The trick is to realize that if there is any string of length n or more, then there will be one whose length is in the range n through 2n-1, inclusive. For suppose not. Let z be a string that is as short as possible, subject to the constraint that |z| >= n. If |z| < 2n, we are done; we have found a string in the desired length range. If |z| >= 2n, use the pumping lemma to write z = uvwxy. We know uwy is also in the language, but because |vwx| <= n, we know |z| > |uwy| >= n. That contradicts our assumption that z was as short as possible among strings of length n or more in the language.

We conclude that |z| < 2n. Thus, our algorithm to test finiteness is to test membership of all strings of length between n and 2n-1. If we find one, the language is infinite, and if not, then the language is finite.

### Exercise 7.4.3(a)

Here is the table:

```   {S,A,C}
{B}     {B}
{B}     {S,C}   {B}
{S,C}   {S,A}   {S,C}   {S,A}
{A,C}   {B}     {A,C}   {B}     {A,C}
------------------------------------------
a       b       a       b       a
```

Since S appears in the upper-left corner, ababa is in the language.

### Exercise 7.4.4

The proof is an induction on n that if A =>* w, for any variable A, and |w| = n, then all parse trees with A at the root and yield w have 2n-1 interior nodes.

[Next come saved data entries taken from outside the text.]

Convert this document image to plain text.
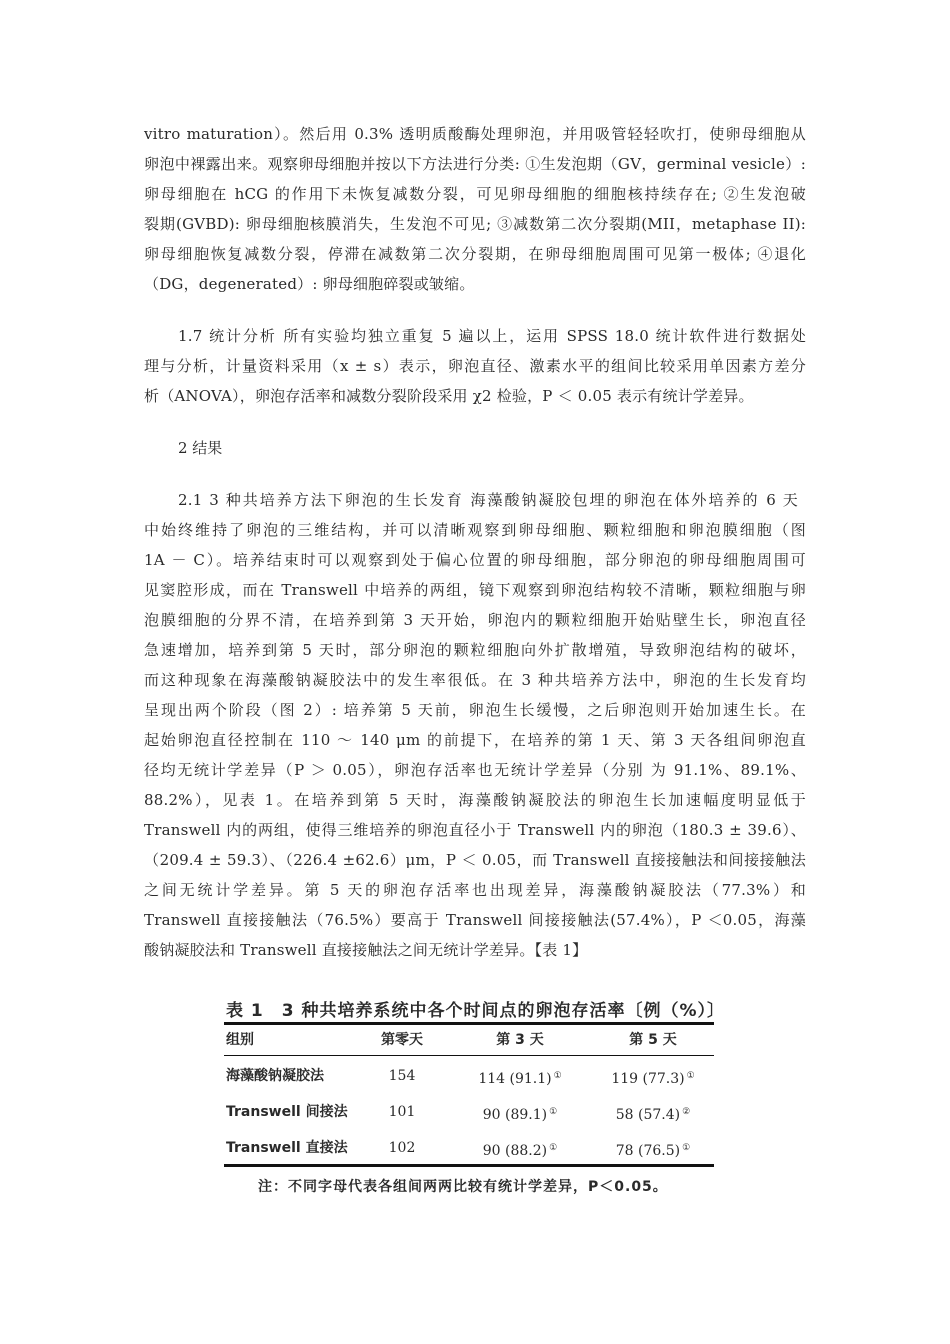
vitro maturation）。然后用 0.3% 透明质酸酶处理卵泡，并用吸管轻轻吹打，使卵母细胞从
卵泡中裸露出来。观察卵母细胞并按以下方法进行分类: ①生发泡期（GV，germinal vesicle）:
卵母细胞在 hCG 的作用下未恢复减数分裂，可见卵母细胞的细胞核持续存在; ②生发泡破
裂期(GVBD): 卵母细胞核膜消失，生发泡不可见; ③减数第二次分裂期(MII，metaphase II):
卵母细胞恢复减数分裂，停滞在减数第二次分裂期，在卵母细胞周围可见第一极体; ④退化
（DG，degenerated）: 卵母细胞碎裂或皱缩。
1.7 统计分析 所有实验均独立重复 5 遍以上，运用 SPSS 18.0 统计软件进行数据处
理与分析，计量资料采用（x ± s）表示，卵泡直径、激素水平的组间比较采用单因素方差分
析（ANOVA），卵泡存活率和减数分裂阶段采用 χ2 检验，P ＜ 0.05 表示有统计学差异。
2 结果
2.1 3 种共培养方法下卵泡的生长发育 海藻酸钠凝胶包埋的卵泡在体外培养的 6 天
中始终维持了卵泡的三维结构，并可以清晰观察到卵母细胞、颗粒细胞和卵泡膜细胞（图
1A － C）。培养结束时可以观察到处于偏心位置的卵母细胞，部分卵泡的卵母细胞周围可
见窦腔形成，而在 Transwell 中培养的两组，镜下观察到卵泡结构较不清晰，颗粒细胞与卵
泡膜细胞的分界不清，在培养到第 3 天开始，卵泡内的颗粒细胞开始贴壁生长，卵泡直径
急速增加，培养到第 5 天时，部分卵泡的颗粒细胞向外扩散增殖，导致卵泡结构的破坏，
而这种现象在海藻酸钠凝胶法中的发生率很低。在 3 种共培养方法中，卵泡的生长发育均
呈现出两个阶段（图 2）: 培养第 5 天前，卵泡生长缓慢，之后卵泡则开始加速生长。在
起始卵泡直径控制在 110 ～ 140 μm 的前提下，在培养的第 1 天、第 3 天各组间卵泡直
径均无统计学差异（P ＞ 0.05），卵泡存活率也无统计学差异（分别 为 91.1%、89.1%、
88.2%），见表 1。在培养到第 5 天时，海藻酸钠凝胶法的卵泡生长加速幅度明显低于
Transwell 内的两组，使得三维培养的卵泡直径小于 Transwell 内的卵泡（180.3 ± 39.6）、
（209.4 ± 59.3）、（226.4 ±62.6）μm，P ＜ 0.05，而 Transwell 直接接触法和间接接触法
之间无统计学差异。第 5 天的卵泡存活率也出现差异，海藻酸钠凝胶法（77.3%）和
Transwell 直接接触法（76.5%）要高于 Transwell 间接接触法(57.4%），P ＜0.05，海藻
酸钠凝胶法和 Transwell 直接接触法之间无统计学差异。【表 1】
表 1　3 种共培养系统中各个时间点的卵泡存活率〔例（%）〕
组别	第零天	第 3 天	第 5 天
海藻酸钠凝胶法	154	114 (91.1) ①	119 (77.3) ①
Transwell 间接法	101	90 (89.1) ①	58 (57.4) ②
Transwell 直接法	102	90 (88.2) ①	78 (76.5) ①
注：不同字母代表各组间两两比较有统计学差异，P＜0.05。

Basis: n = 1. The parse tree must have a root with variable A and a leaf with one terminal. This tree has 2n-1 = 1 interior node.

Induction: Assume the statement for strings of length less than n, and let n > 1. Then the parse tree begins with A at the root and two children labeled by variables B and C. Then we can write w = xy, where B =>* x and C =>* y. Also, x and y are each shorter than length n, so the inductive hypothesis applies to them, and we know that the parse trees for these derivations have, respectively, 2|x|-1 and 2|y|-1 interior nodes.

Thus, the parse tree for A =>* w has one (for the root) plus the sum of these two quantities number of interior nodes, or 2(|x|+|y|-1) interior nodes. Since |x|+|y| = |w| = n, we are done; the parse tree for A =>* w has 2n-1 interior nodes.